De même, ce roman me pose un problème dans sa représentation des hommes et des femmes qui s’appuient sur des stéréotypes. Par exemple, un personnage dit : « Tu es une femme, toi, tu as envie de donner la vie. Un homme a envie de tuer, pour prouver sa valeur. » (606) Bien sûr, on peut se dire qu’il s’agit de mettre en scène les valeurs de l’époque, mais, cette phrase résume pourtant à merveille le livre en entier : les hommes sont des bêtes sauvages qui veulent tuer et les femmes soignent et donnent la vie, point barre. Est-ce que c’était vraiment nécessaire de faire 700 pages là-dessus ?
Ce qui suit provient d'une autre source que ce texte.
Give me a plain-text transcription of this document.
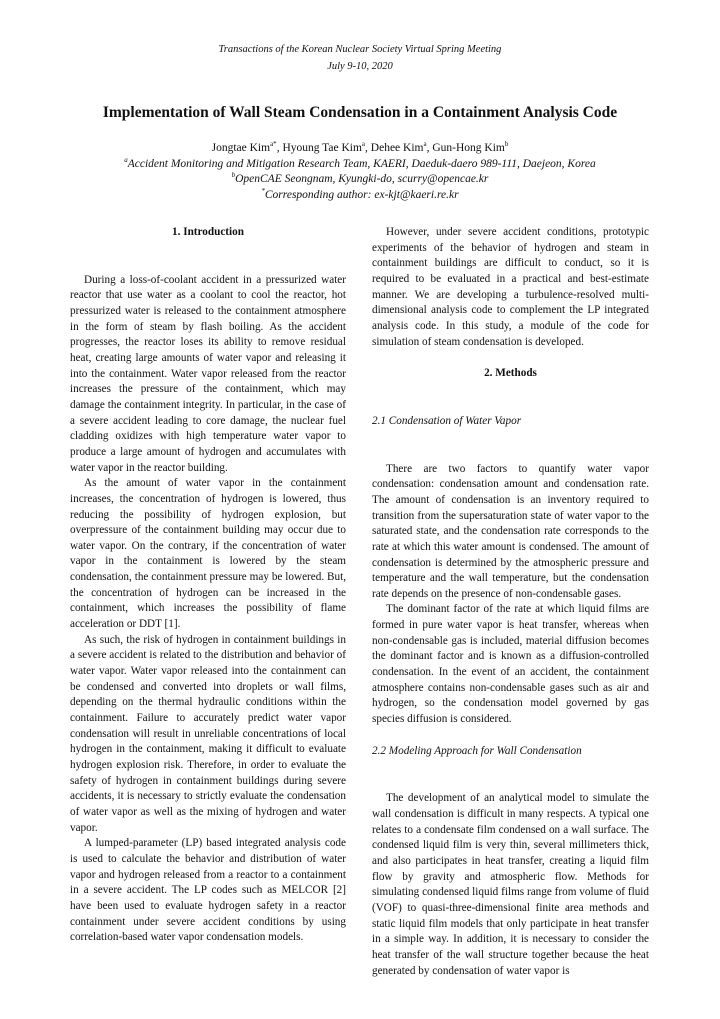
Transactions of the Korean Nuclear Society Virtual Spring Meeting
July 9-10, 2020
Implementation of Wall Steam Condensation in a Containment Analysis Code
Jongtae Kim$^{a*}$, Hyoung Tae Kim$^a$, Dehee Kim$^a$, Gun-Hong Kim$^b$
$^a$Accident Monitoring and Mitigation Research Team, KAERI, Daeduk-daero 989-111, Daejeon, Korea
$^b$OpenCAE Seongnam, Kyungki-do, scurry@opencae.kr
*Corresponding author: ex-kjt@kaeri.re.kr
1. Introduction

During a loss-of-coolant accident in a pressurized water reactor that use water as a coolant to cool the reactor, hot pressurized water is released to the containment atmosphere in the form of steam by flash boiling. As the accident progresses, the reactor loses its ability to remove residual heat, creating large amounts of water vapor and releasing it into the containment. Water vapor released from the reactor increases the pressure of the containment, which may damage the containment integrity. In particular, in the case of a severe accident leading to core damage, the nuclear fuel cladding oxidizes with high temperature water vapor to produce a large amount of hydrogen and accumulates with water vapor in the reactor building.

As the amount of water vapor in the containment increases, the concentration of hydrogen is lowered, thus reducing the possibility of hydrogen explosion, but overpressure of the containment building may occur due to water vapor. On the contrary, if the concentration of water vapor in the containment is lowered by the steam condensation, the containment pressure may be lowered. But, the concentration of hydrogen can be increased in the containment, which increases the possibility of flame acceleration or DDT [1].

As such, the risk of hydrogen in containment buildings in a severe accident is related to the distribution and behavior of water vapor. Water vapor released into the containment can be condensed and converted into droplets or wall films, depending on the thermal hydraulic conditions within the containment. Failure to accurately predict water vapor condensation will result in unreliable concentrations of local hydrogen in the containment, making it difficult to evaluate hydrogen explosion risk. Therefore, in order to evaluate the safety of hydrogen in containment buildings during severe accidents, it is necessary to strictly evaluate the condensation of water vapor as well as the mixing of hydrogen and water vapor.

A lumped-parameter (LP) based integrated analysis code is used to calculate the behavior and distribution of water vapor and hydrogen released from a reactor to a containment in a severe accident. The LP codes such as MELCOR [2] have been used to evaluate hydrogen safety in a reactor containment under severe accident conditions by using correlation-based water vapor condensation models.

However, under severe accident conditions, prototypic experiments of the behavior of hydrogen and steam in containment buildings are difficult to conduct, so it is required to be evaluated in a practical and best-estimate manner. We are developing a turbulence-resolved multi-dimensional analysis code to complement the LP integrated analysis code. In this study, a module of the code for simulation of steam condensation is developed.

2. Methods
2.1 Condensation of Water Vapor

There are two factors to quantify water vapor condensation: condensation amount and condensation rate. The amount of condensation is an inventory required to transition from the supersaturation state of water vapor to the saturated state, and the condensation rate corresponds to the rate at which this water amount is condensed. The amount of condensation is determined by the atmospheric pressure and temperature and the wall temperature, but the condensation rate depends on the presence of non-condensable gases.

The dominant factor of the rate at which liquid films are formed in pure water vapor is heat transfer, whereas when non-condensable gas is included, material diffusion becomes the dominant factor and is known as a diffusion-controlled condensation. In the event of an accident, the containment atmosphere contains non-condensable gases such as air and hydrogen, so the condensation model governed by gas species diffusion is considered.

2.2 Modeling Approach for Wall Condensation

The development of an analytical model to simulate the wall condensation is difficult in many respects. A typical one relates to a condensate film condensed on a wall surface. The condensed liquid film is very thin, several millimeters thick, and also participates in heat transfer, creating a liquid film flow by gravity and atmospheric flow. Methods for simulating condensed liquid films range from volume of fluid (VOF) to quasi-three-dimensional finite area methods and static liquid film models that only participate in heat transfer in a simple way. In addition, it is necessary to consider the heat transfer of the wall structure together because the heat generated by condensation of water vapor is
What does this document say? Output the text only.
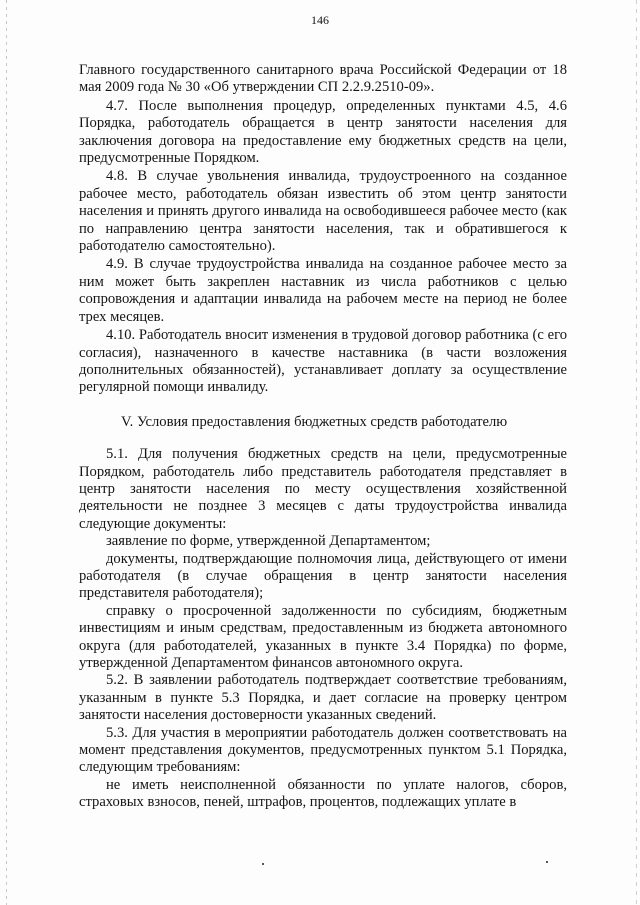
146

Главного государственного санитарного врача Российской Федерации от 18 мая 2009 года № 30 «Об утверждении СП 2.2.9.2510-09».

4.7. После выполнения процедур, определенных пунктами 4.5, 4.6 Порядка, работодатель обращается в центр занятости населения для заключения договора на предоставление ему бюджетных средств на цели, предусмотренные Порядком.

4.8. В случае увольнения инвалида, трудоустроенного на созданное рабочее место, работодатель обязан известить об этом центр занятости населения и принять другого инвалида на освободившееся рабочее место (как по направлению центра занятости населения, так и обратившегося к работодателю самостоятельно).

4.9. В случае трудоустройства инвалида на созданное рабочее место за ним может быть закреплен наставник из числа работников с целью сопровождения и адаптации инвалида на рабочем месте на период не более трех месяцев.

4.10. Работодатель вносит изменения в трудовой договор работника (с его согласия), назначенного в качестве наставника (в части возложения дополнительных обязанностей), устанавливает доплату за осуществление регулярной помощи инвалиду.

V. Условия предоставления бюджетных средств работодателю

5.1. Для получения бюджетных средств на цели, предусмотренные Порядком, работодатель либо представитель работодателя представляет в центр занятости населения по месту осуществления хозяйственной деятельности не позднее 3 месяцев с даты трудоустройства инвалида следующие документы:

заявление по форме, утвержденной Департаментом;

документы, подтверждающие полномочия лица, действующего от имени работодателя (в случае обращения в центр занятости населения представителя работодателя);

справку о просроченной задолженности по субсидиям, бюджетным инвестициям и иным средствам, предоставленным из бюджета автономного округа (для работодателей, указанных в пункте 3.4 Порядка) по форме, утвержденной Департаментом финансов автономного округа.

5.2. В заявлении работодатель подтверждает соответствие требованиям, указанным в пункте 5.3 Порядка, и дает согласие на проверку центром занятости населения достоверности указанных сведений.

5.3. Для участия в мероприятии работодатель должен соответствовать на момент представления документов, предусмотренных пунктом 5.1 Порядка, следующим требованиям:

не иметь неисполненной обязанности по уплате налогов, сборов, страховых взносов, пеней, штрафов, процентов, подлежащих уплате в
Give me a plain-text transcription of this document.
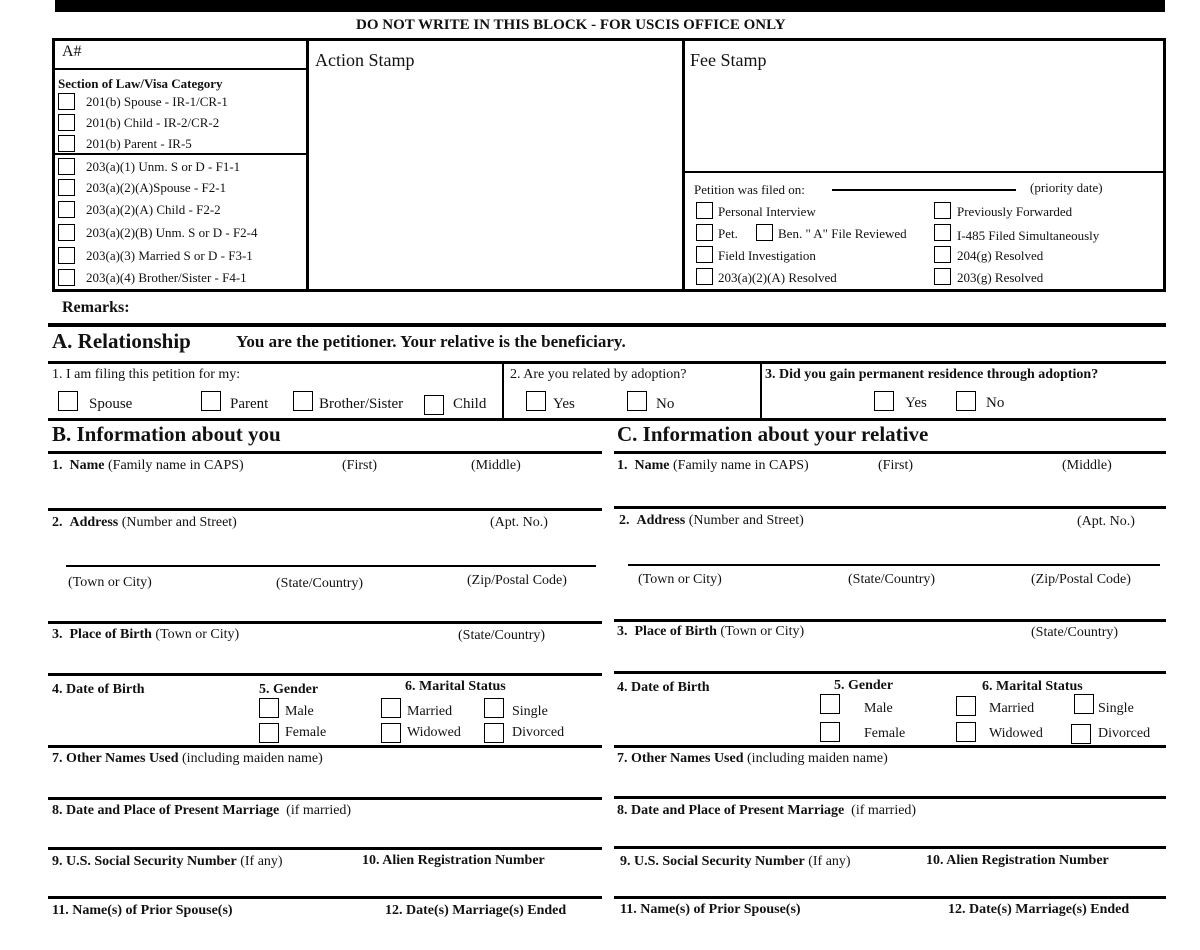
DO NOT WRITE IN THIS BLOCK - FOR USCIS OFFICE ONLY
A#
Section of Law/Visa Category
201(b) Spouse - IR-1/CR-1
201(b) Child - IR-2/CR-2
201(b) Parent - IR-5
203(a)(1) Unm. S or D - F1-1
203(a)(2)(A)Spouse - F2-1
203(a)(2)(A) Child - F2-2
203(a)(2)(B) Unm. S or D - F2-4
203(a)(3) Married S or D - F3-1
203(a)(4) Brother/Sister - F4-1
Action Stamp	Fee Stamp
Petition was filed on:	(priority date)
Personal Interview	Previously Forwarded
Pet.	Ben. " A" File Reviewed	I-485 Filed Simultaneously
Field Investigation	204(g) Resolved
203(a)(2)(A) Resolved	203(g) Resolved
Remarks:
A. Relationship	You are the petitioner. Your relative is the beneficiary.
1. I am filing this petition for my:
Spouse	Parent	Brother/Sister	Child
2. Are you related by adoption?
Yes	No
3. Did you gain permanent residence through adoption?
Yes	No
B. Information about you
1. Name (Family name in CAPS)	(First)	(Middle)
2. Address (Number and Street)	(Apt. No.)
(Town or City)	(State/Country)	(Zip/Postal Code)
3. Place of Birth (Town or City)	(State/Country)
4. Date of Birth	5. Gender
Male
Female
6. Marital Status
Married	Single
Widowed	Divorced
7. Other Names Used (including maiden name)
8. Date and Place of Present Marriage (if married)
9. U.S. Social Security Number (If any)	10. Alien Registration Number
11. Name(s) of Prior Spouse(s)	12. Date(s) Marriage(s) Ended
C. Information about your relative
1. Name (Family name in CAPS)	(First)	(Middle)
2. Address (Number and Street)	(Apt. No.)
(Town or City)	(State/Country)	(Zip/Postal Code)
3. Place of Birth (Town or City)	(State/Country)
4. Date of Birth	5. Gender
Male
Female
6. Marital Status
Married	Single
Widowed	Divorced
7. Other Names Used (including maiden name)
8. Date and Place of Present Marriage (if married)
9. U.S. Social Security Number (If any)	10. Alien Registration Number
11. Name(s) of Prior Spouse(s)	12. Date(s) Marriage(s) Ended
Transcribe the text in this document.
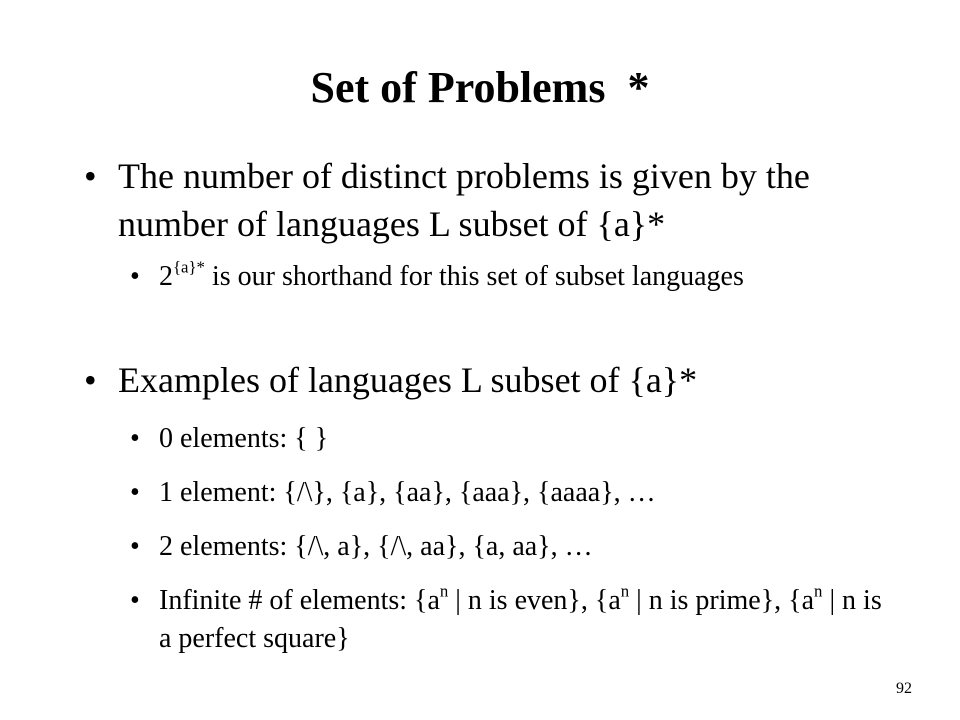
Set of Problems  *
• The number of distinct problems is given by the number of languages L subset of {a}*
• $2^{\{a\}*}$ is our shorthand for this set of subset languages
• Examples of languages L subset of {a}*
• 0 elements: { }
• 1 element: {/\}, {a}, {aa}, {aaa}, {aaaa}, …
• 2 elements: {/\, a}, {/\, aa}, {a, aa}, …
• Infinite # of elements: {$a^n$ | n is even}, {$a^n$ | n is prime}, {$a^n$ | n is a perfect square}
92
Tristan Garcia commence avec « Âmes » une trilogie sur l’histoire de la vie et de la souffrance à travers les siècles. C’est une œuvre ambitieuse et qui peut se lire soit comme un roman en suivant des âmes humaines ou animales dans leurs tribulations cours de l’histoire de la vie sur Terre, soit comme plusieurs épopées éloignées dans le temps et l’espace les unes des autres. Toutes les âmes de ces récits qu’on retrouve au cours du livre grâce à un codage de couleur ont cependant un point commun : ce sont toutes des âmes d’oubliés de l’histoire, de condamnés, de perdants confrontés à la douleur de leur corps et donc à la souffrance. On suit ainsi les aventures de malades, d’esclaves, d’animaux, de lépreux, d’eunuques, de vieillards qui voyagent du cambrien au Moyen-Âge et de la Mésopotamie au Japon en passant par le néolithique, l’Inde ou la Chine. Moins séduit ou sensible à l’idée d’âme aux incarnations successives, j’ai pour ma part préféré la lecture de ce livre comme un recueil de récits épiques qui peut s’étaler sur plusieurs semaines. J’en ai adoré certains : celui de Front haut au néolithique en Europe, celui d’Ur en Mésopotamie, celui de Nostos en Méditerranée ou encore celui de Râma en Inde. Par contre, je me suis ennuyé dans Cruciatur à l’époque de l’empire romain. Mais je salue l’ambition de cet ouvrage réussi et très documenté dans une littérature française qui parfois en manque.
Lu parce que j'avais apprécié 7 du même auteur. Ici, malheureusement c'est raté. Prétention, convention, vacuité. Le sujet proposé n'est pas traité et les ouvrages qui servent de source sont sans doute beaucoup plus profond que cette suite d'histoires. Enfin, on sait lourdement que l'auteur les a lus ainsi sans doute que quelques encyclopédies par époque et par pays. Il lui manque idées et créativité. Je passe sur sa passion pour les trous du cul et la chiasse (multiples répétitions). Je m'arrêterai donc là dans la série.